Dense
Du vide sous la peau (1/17)
En plein cœur de la nuit, deux hommes avancent dans une forêt obscure. L'un guide l'autre, car il est voyant. Le second est ce qu'on appelle un appelant. Tous deux poursuivent le même objectif : trouver l'endroit idéal où le voyant pourra visualiser ce qu'il cherche. Une clairière, même petite, fera l'affaire.
Lorsque le voyant trouve l'endroit qui lui convient -un espace dégagé, de taille moyenne- il le signale en silence à son collègue. Les deux compagnons s'asseyent alors l'un en face de l'autre, aux deux extrémités de la clairière. Puis l'appelant sort son instrument à transe : un petit tambourin.
Un état second est toujours le meilleur moyen d'appeler une vision. D'où la nécessité de se mettre en transe pour l'appelant, afin de se connecter avec l'objet de la vision que seul le voyant pourra observer distinctement. L'appelant lui, ne ressentira que confusément la connexion lorsqu'elle arrivera.
Il commence par taper doucement sur son tambourin, démarrant la lente ascension vers l'état mental recherché. Un rythme simple, répétitif, et faible pour le moment. Mais un rythme hypnotique...
Une fois l'esprit trempé dans la musique, l'appelant commence à jouer plus fort. Au fur et à mesure qu'il se sent pénétré par le rythme, il se met à jouer plus vite, jusqu'à baigner son esprit dans l'air joué avec ses doigts.

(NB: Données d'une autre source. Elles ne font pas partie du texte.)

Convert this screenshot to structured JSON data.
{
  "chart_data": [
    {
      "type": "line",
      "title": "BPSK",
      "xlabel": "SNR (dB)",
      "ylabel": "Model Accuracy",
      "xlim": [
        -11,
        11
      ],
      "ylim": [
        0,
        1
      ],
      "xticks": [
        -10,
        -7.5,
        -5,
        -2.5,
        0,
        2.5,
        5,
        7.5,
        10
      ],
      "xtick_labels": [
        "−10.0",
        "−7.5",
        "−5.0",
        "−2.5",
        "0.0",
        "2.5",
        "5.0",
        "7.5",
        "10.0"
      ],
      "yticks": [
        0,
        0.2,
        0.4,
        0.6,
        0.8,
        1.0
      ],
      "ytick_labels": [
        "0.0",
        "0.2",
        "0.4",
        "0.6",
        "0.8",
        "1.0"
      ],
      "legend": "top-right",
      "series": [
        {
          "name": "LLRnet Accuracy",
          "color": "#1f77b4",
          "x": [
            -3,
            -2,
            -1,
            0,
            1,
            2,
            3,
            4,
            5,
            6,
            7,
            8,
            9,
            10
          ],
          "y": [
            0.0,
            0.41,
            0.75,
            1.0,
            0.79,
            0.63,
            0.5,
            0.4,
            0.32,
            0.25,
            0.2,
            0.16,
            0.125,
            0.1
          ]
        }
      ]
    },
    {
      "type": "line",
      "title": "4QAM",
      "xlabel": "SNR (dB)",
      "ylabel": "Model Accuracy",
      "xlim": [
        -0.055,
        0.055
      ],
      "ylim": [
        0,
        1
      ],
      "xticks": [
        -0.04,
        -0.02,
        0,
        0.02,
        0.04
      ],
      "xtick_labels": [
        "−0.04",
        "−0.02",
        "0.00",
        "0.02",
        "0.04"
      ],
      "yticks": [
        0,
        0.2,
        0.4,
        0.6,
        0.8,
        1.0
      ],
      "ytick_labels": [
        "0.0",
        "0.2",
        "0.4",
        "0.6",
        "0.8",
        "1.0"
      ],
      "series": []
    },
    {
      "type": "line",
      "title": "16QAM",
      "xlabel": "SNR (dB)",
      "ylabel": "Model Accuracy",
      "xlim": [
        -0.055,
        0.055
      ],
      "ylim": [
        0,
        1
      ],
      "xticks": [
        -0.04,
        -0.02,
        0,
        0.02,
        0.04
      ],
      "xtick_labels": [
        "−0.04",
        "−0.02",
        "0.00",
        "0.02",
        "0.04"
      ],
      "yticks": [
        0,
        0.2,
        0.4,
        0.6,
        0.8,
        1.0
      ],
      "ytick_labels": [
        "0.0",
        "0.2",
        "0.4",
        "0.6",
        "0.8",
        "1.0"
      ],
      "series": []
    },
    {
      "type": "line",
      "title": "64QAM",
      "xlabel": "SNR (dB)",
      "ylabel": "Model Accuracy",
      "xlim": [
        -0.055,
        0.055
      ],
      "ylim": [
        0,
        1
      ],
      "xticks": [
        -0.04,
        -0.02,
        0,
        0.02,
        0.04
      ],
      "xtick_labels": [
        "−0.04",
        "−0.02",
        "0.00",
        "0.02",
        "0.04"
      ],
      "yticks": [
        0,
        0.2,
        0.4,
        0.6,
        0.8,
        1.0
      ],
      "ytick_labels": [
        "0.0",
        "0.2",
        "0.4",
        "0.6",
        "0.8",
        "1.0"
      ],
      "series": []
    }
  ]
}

L'inondation sonore commence alors, plus forte, plus élaborée, plus intense. Les yeux de l'appelant se ferment, puis il se lève et se met à bouger les jambes sur le rythme du tambourin. Il danse bientôt. Et il accélère son rythme comme sa danse.
Un début de connexion se fait sentir. Le voyant aperçoit une vague silhouette. L'appelant continue de plus en plus vite. Son esprit commence à s'échapper de son corps. Il lui semble qu'il délire, mais il appelle, il appelle. La silhouette semble ne pas comprendre qu'on l'appelle. C'est sans doute son premier appel. Le voyant se concentre, puis se lève. Son collègue va bientôt lâcher, épuisé par une cadence de plus en plus soutenue. Le voyant s'approche de lui, et le récupère lorsqu'il tombe en arrière, complètement vidé. La silhouette s'échappe. Le voyant a à peine le temps de déposer délicatement son partenaire au sol, qu'il doit courir à travers les bois pour visualiser le visage de la silhouette, partie en détalant de ce lieu qu'elle ne connaît pas. Mais la forêt est immense. La silhouette qui paraît de plus en plus masculine au voyant se réfugie derrière un arbre. Celui-ci s'avance vers l'arbre, le contourne, et découvre son visage. Il s'agit bien d'un homme. Le voyant sait désormais qui il cherche. Il peut revenir vers l'appelant qui va émerger de son état second d'ici peu.
Voyant et appelant. Ce sont les termes qu'on utilise dans la société secrète à laquelle ils appartiennent : les dompteurs.